Misalnya menyangkut kasus pelanggaran dan kejahatan terhadap hak suara pemilih yang harus dijamin bebas diberikan kepada siapapun calon pemimpin yang sedang bertarung. Ketika terjadi kasus pelanggaran pemilihan, proses hukumnya tidak lebih dan tidak kurang hanya sebagai ‘berita acara’ pemilihan. Bahkan, kecenderungan anggota KPU yang condong kepada pihak tertentu, telah menghambat proses demokrasi yang akan dibangun di Indonesia pasca tumbangnya rezim orde baru.

Sistem dan pelaksanaan pemilihan di tingkat apapun di Indonesia merupakan potret pengkhianatan terhadap bangsa dan negara. Karena dalam proses dan pelaksanaan pemilihan langsung (pemilu, pilpres, dan pilkada) telah disuburkan kembali praktek suap, korupsi, kekerasan, pemitnahan orang lain, tidak adil, tidak jujur dan terlalu mengandalkan faktor uang, preemanisme, kekuasaan dan kewenangan.

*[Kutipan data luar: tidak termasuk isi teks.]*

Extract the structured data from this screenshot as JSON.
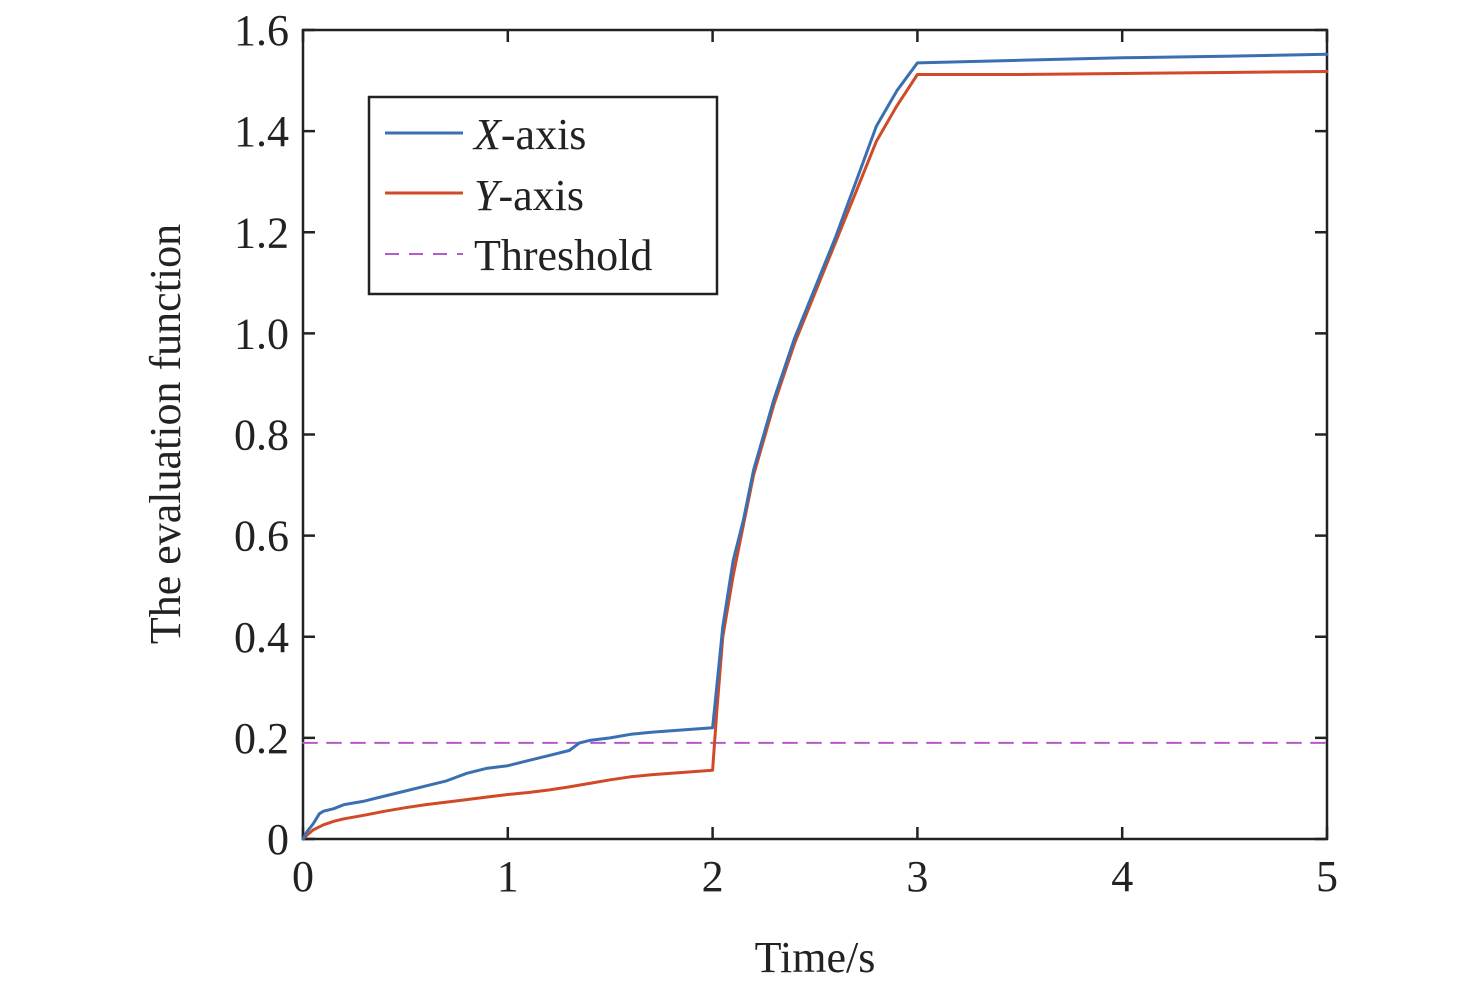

Jika beberapa pasal di dalam UU pemilu dan KPU serta peraturan lainya tidak direvisi ditambah kurangkan, maka dalam perkembangan selanjutnya demokrasi di Indonesia akan mundur jauh ke belakang, karena menghidupkan kembali praktek-praktek pengkhianatan terhadap bangsa dan negara untuk kepentingan kelompok sendiri (kelompok tertentu) yang ingin berkuasa.